Afin de tester la résilience, les chercheurs ont lancé un défi inattendu lorsque les enfants présentaient la solution proposée à leurs problèmes : ils leur ont dit que cela ne fonctionnerait pas.
Les résultats ont montré que chaque élève ayant suivi le programme de cinq jours était capable de proposer une deuxième solution aux problèmes typiques de son âge et personnels.
« Grâce à cette formation, les enfants n’ont pas été découragés lorsqu’on leur a dit que leur première solution n’avait pas fonctionné. Ils ont proposé un deuxième plan, qui constitue un bon test de résilience », a déclaré Fletcher.
Et la deuxième solution aux problèmes a obtenu en moyenne des scores de créativité plus élevés de la part des juges – 7,5, ce qui indique une créativité modérée à élevée, contre 5,45 pour leur première solution.
Les secondes solutions ont également obtenu de meilleurs résultats en termes d’utilité, c’est-à-dire leur probabilité de succès dans le monde réel.
Fletcher a déclaré que cette étude envoie un message d’espoir : il y a des choses que nous pouvons faire pour aider les enfants à faire face à leurs problèmes.
« Nous sommes à ce moment dans notre société où nos enfants ont besoin d’aide. Nous avons constaté qu’avant cette formation, les enfants avaient cette propension à abandonner face à des problèmes. Cela pourrait les amener à se mettre en colère ou à être gênés de ne pas pouvoir résoudre leurs problèmes, ou à chercher des adultes pour proposer des solutions.
Ce que la formation à la créativité narrative peut faire, c’est enseigner aux enfants qu’il existe des façons d’aborder des problèmes réels qui n’ont pas de réponses faciles, a-t-il déclaré.

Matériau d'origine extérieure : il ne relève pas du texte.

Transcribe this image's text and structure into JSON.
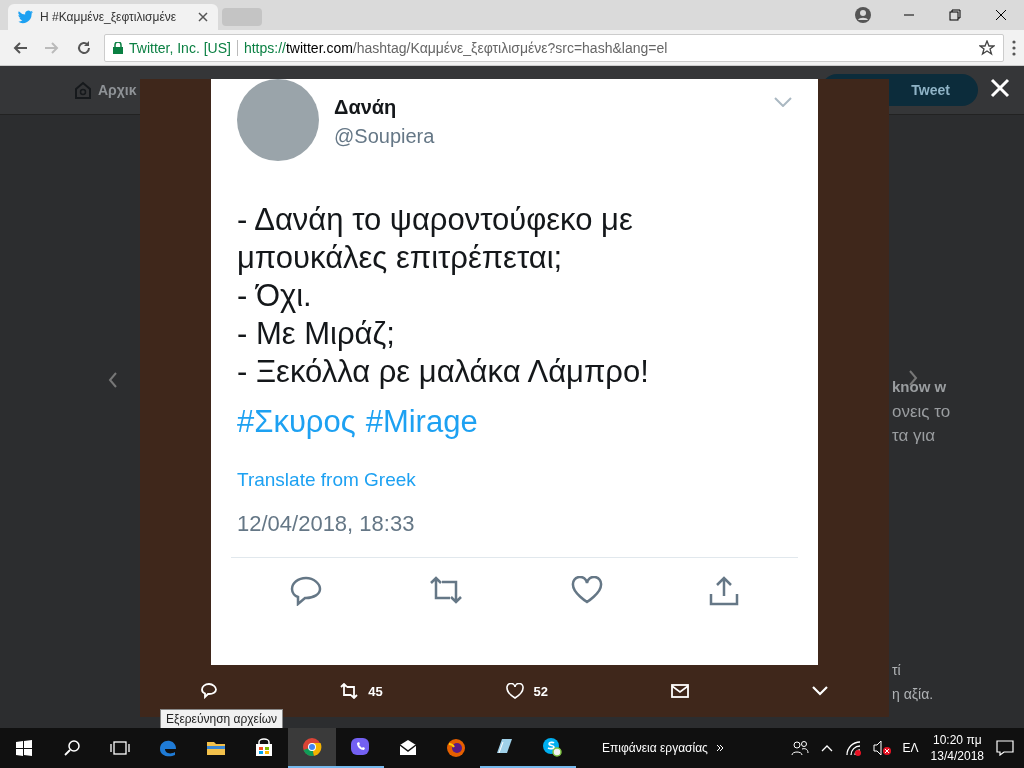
{
  "browser": {
    "tabs": [
      {
        "title": "Η #Καμμένε_ξεφτιλισμένε",
        "selected": true
      },
      {
        "selected": false
      }
    ],
    "address": {
      "secure_label": "Twitter, Inc. [US]",
      "url_scheme": "https://",
      "url_host": "twitter.com",
      "url_path": "/hashtag/Καμμένε_ξεφτιλισμένε?src=hash&lang=el"
    }
  },
  "page": {
    "nav_home": "Αρχικ",
    "tweet_button": "Tweet",
    "background_fragments": [
      {
        "text": "know w",
        "kind": "bold"
      },
      {
        "text": "ονεις το",
        "kind": "large"
      },
      {
        "text": "τα για",
        "kind": "large"
      },
      {
        "text": "τί",
        "kind": "plain"
      },
      {
        "text": "η αξία.",
        "kind": "plain"
      }
    ]
  },
  "modal": {
    "tweet": {
      "name": "Δανάη",
      "handle": "@Soupiera",
      "lines": [
        "- Δανάη το ψαροντούφεκο με",
        "μπουκάλες επιτρέπεται;",
        "- Όχι.",
        "- Με Μιράζ;",
        "- Ξεκόλλα ρε μαλάκα Λάμπρο!"
      ],
      "hashtags": [
        "#Σκυρος",
        "#Mirage"
      ],
      "translate": "Translate from Greek",
      "date": "12/04/2018, 18:33"
    },
    "actions": {
      "retweets": "45",
      "likes": "52"
    }
  },
  "tooltip": "Εξερεύνηση αρχείων",
  "taskbar": {
    "apps": [
      {
        "kind": "edge",
        "running": false,
        "selected": false
      },
      {
        "kind": "explorer",
        "running": false,
        "selected": false
      },
      {
        "kind": "store",
        "running": false,
        "selected": false
      },
      {
        "kind": "chrome",
        "running": true,
        "selected": true
      },
      {
        "kind": "viber",
        "running": true,
        "selected": false
      },
      {
        "kind": "mail",
        "running": false,
        "selected": false
      },
      {
        "kind": "firefox",
        "running": false,
        "selected": false
      },
      {
        "kind": "notes",
        "running": true,
        "selected": false
      },
      {
        "kind": "skype",
        "running": true,
        "selected": false
      }
    ],
    "desktop_label": "Επιφάνεια εργασίας",
    "language": "ΕΛ",
    "time": "10:20 πμ",
    "date": "13/4/2018"
  }
}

Les implications plus larges de l’éducation créative
Fletcher a déclaré que les enfants peuvent apprendre la créativité à travers les arts, comme la littérature et le théâtre, s’ils sont pratiqués de la bonne manière. Plutôt que de simplement demander aux élèves d’analyser des œuvres d’art, les enseignants peuvent leur demander de s’imaginer comme des personnages différents, d’explorer de nouvelles perspectives et de s’engager dans une réflexion sur le pourquoi et la simulation.
« La capacité à utiliser ce type de réflexion ne peut pas être évaluée via des tests standardisés. Mais cela reste très important et peut aider les enfants à utiliser et à développer leur créativité pour résoudre des défis du monde réel », a-t-il déclaré.
Fletcher a mené l’étude avec ses collègues de l’État de l’Ohio, Patricia Enciso, professeur de littérature pour enfants et jeunes adultes au College of Education and Human Ecology, et Mike Benveniste, également du Project Narrative.